Mehr Jobcenter-Personal für die Flüchtlingsbetreuung

Berlin · 2800 zusätzliche Mitarbeiter sollen sich in den Jobcentern künftig um die Flüchtlingsbetreuung kümmern. Zu wenig, kritisieren die Grünen. Mit dem Vorhaben bleibe die Bundesregierung weit hinter den Empfehlungen des staatlichen Instituts für Arbeitsmarkt- und Berufsforschung zurück.

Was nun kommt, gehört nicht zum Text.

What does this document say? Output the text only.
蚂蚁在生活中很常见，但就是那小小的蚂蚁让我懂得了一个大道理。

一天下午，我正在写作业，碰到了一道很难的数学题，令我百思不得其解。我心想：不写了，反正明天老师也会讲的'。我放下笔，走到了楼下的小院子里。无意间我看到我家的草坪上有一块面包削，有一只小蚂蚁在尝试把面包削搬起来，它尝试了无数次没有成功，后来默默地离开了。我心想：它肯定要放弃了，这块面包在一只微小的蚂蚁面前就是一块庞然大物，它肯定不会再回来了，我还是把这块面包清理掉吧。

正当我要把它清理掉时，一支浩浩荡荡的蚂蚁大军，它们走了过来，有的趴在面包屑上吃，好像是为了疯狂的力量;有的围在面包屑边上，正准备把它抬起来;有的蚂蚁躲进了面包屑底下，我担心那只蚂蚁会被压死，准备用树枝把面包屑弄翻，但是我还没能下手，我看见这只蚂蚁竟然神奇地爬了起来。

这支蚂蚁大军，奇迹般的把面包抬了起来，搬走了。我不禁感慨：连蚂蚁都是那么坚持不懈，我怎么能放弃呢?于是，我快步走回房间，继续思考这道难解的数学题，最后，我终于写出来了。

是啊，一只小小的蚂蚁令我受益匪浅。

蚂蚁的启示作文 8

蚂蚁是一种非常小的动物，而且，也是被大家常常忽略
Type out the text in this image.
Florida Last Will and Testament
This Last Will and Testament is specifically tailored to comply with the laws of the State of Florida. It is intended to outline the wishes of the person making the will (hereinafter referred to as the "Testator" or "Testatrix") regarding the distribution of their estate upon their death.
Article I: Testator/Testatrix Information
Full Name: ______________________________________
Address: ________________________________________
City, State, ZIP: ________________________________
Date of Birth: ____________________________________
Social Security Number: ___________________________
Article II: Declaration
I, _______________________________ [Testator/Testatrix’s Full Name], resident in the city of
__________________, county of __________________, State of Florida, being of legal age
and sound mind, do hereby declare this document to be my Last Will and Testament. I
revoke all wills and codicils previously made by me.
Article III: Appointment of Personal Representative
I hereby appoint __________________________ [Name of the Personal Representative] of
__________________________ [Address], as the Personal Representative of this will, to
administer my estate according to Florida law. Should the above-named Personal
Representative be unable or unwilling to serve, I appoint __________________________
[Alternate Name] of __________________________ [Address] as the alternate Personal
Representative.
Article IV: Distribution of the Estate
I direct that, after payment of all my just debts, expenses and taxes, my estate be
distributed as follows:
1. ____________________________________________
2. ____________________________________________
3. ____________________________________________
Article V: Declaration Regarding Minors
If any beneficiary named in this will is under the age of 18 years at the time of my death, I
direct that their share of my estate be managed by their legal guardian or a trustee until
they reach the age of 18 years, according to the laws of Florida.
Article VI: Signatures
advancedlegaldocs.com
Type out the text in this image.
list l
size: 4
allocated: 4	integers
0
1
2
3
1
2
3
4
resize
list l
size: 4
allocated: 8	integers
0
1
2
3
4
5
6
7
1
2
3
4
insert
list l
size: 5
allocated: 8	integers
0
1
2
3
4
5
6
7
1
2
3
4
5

Berlin. "Die Jobcenter stehen vor enormen Herausforderungen, auch angesichts der Flüchtlingsfrage", sagt Bundesarbeitsministerin Andrea Nahles (SPD). Tatsächlich dürften sie 2016 viele zusätzliche Aufgaben bekommen. Die Schätzung der Bundesagentur für Arbeit geht von 216 000 arbeitslosen Flüchtlingen aus, um die sich die Mitarbeiter neben den einheimischen Langzeitarbeitslosen (rund eine Million) kümmern müssen. Die Qualität der Betreuung entscheidet dabei mit, ob die Neuankömmlinge am Ende eher Leistungsempfänger bleiben oder Leistungsträger werden, also mithelfen können, die wachsenden Personalengpässe in vielen deutschen Unternehmen zu lindern.
In einem Modellprojekt der Bundesagentur für Arbeit wurde eine frühzeitige Arbeitsmarktintegration von Asylbewerbern ausführlich getestet. In einer Auswertung durch die am Projekt beteiligten Mitarbeiter hieß es beim hauseigenen Institut für Arbeitsmarkt- und Berufsforschung (IAB) schon Ende vorigen Jahres: "Angesichts der Komplexität der Probleme und der hohen Betreuungsintensität beurteilen die Interviewten für die Arbeit mit den Asylbewerbern einen Betreuungsschlüssel von etwa 70 Asylbewerbern pro Vermittlungsfachkraft als passend".
Das Bundesarbeitsministerium zeigt sich davon allerdings unbeeindruckt. Auf Nachfrage teilte das Ressort der arbeitmarktpolitischen Sprecherin der Grünen, Brigitte Pothmer, mit: "Die Bundesregierung beabsichtigt nicht, besondere Betreuungsschlüssel für Asylsuchende und Flüchtlinge festzulegen". Nach dem Sozialgesetzbuch soll im Jobcenter ein Mitarbeiter 150 Arbeitslose betreuen. Für "Kunden" unter 25 Jahren liegt das Verhältnis bei 1:75. Dabei haben die Einrichtungen einen Ermessensspielraum. Setzt man die 2800 zusätzlich geplanten Stellen zu den erwarteten 216 000 Arbeitslosen ins Verhältnis, dann ergäbe das einen Betreuungsschlüssel von 1:154.
Kritik am Schlüssel


Für Pothmer ist das eine völlig unbefriedigende Perspektive. Zumal laut Bundesagentur etwa 110 000 der Flüchtlinge, die 2016 auf die Jobcenter zukommen, zwischen 16 und 24 Jahre alt sind. Für diese Gruppe wären nach Pothmers Berechnungen etwa 770 zusätzliche Stellen nötig, um den betreuungsintensiveren Schlüssel von 1:75 für Jüngere einzuhalten. "Der Herausforderung der Arbeitsmarktintegration von Flüchtlingen wird Arbeitsministerin Nahles mit ihren schöngerechneten Annahmen nicht gerecht", kritisiert Pothmer im Gespräch mit unserer Zeitung. Daran werde auch die angekündigte Rechtsvereinfachung kaum etwas ändern. Zum Abbau der Bürokratie in den Jobcentern plant Mlllllinisterin Nahles einige Rechtsvereinfachungen, die am 3. Februar vom Bundeskabinett beschlossen werden sollen. Dazu gehören eine längere Gültigkeitsdauer für Hartz-IV-Bescheide ohne zwischenzeitliche Prüfungen, die Öffnung bestimmter Betriebe für Langzeitarbeitslose und eine längere Förderung für Arbeitslose mit besonders starken Vermittlungshemmnissen.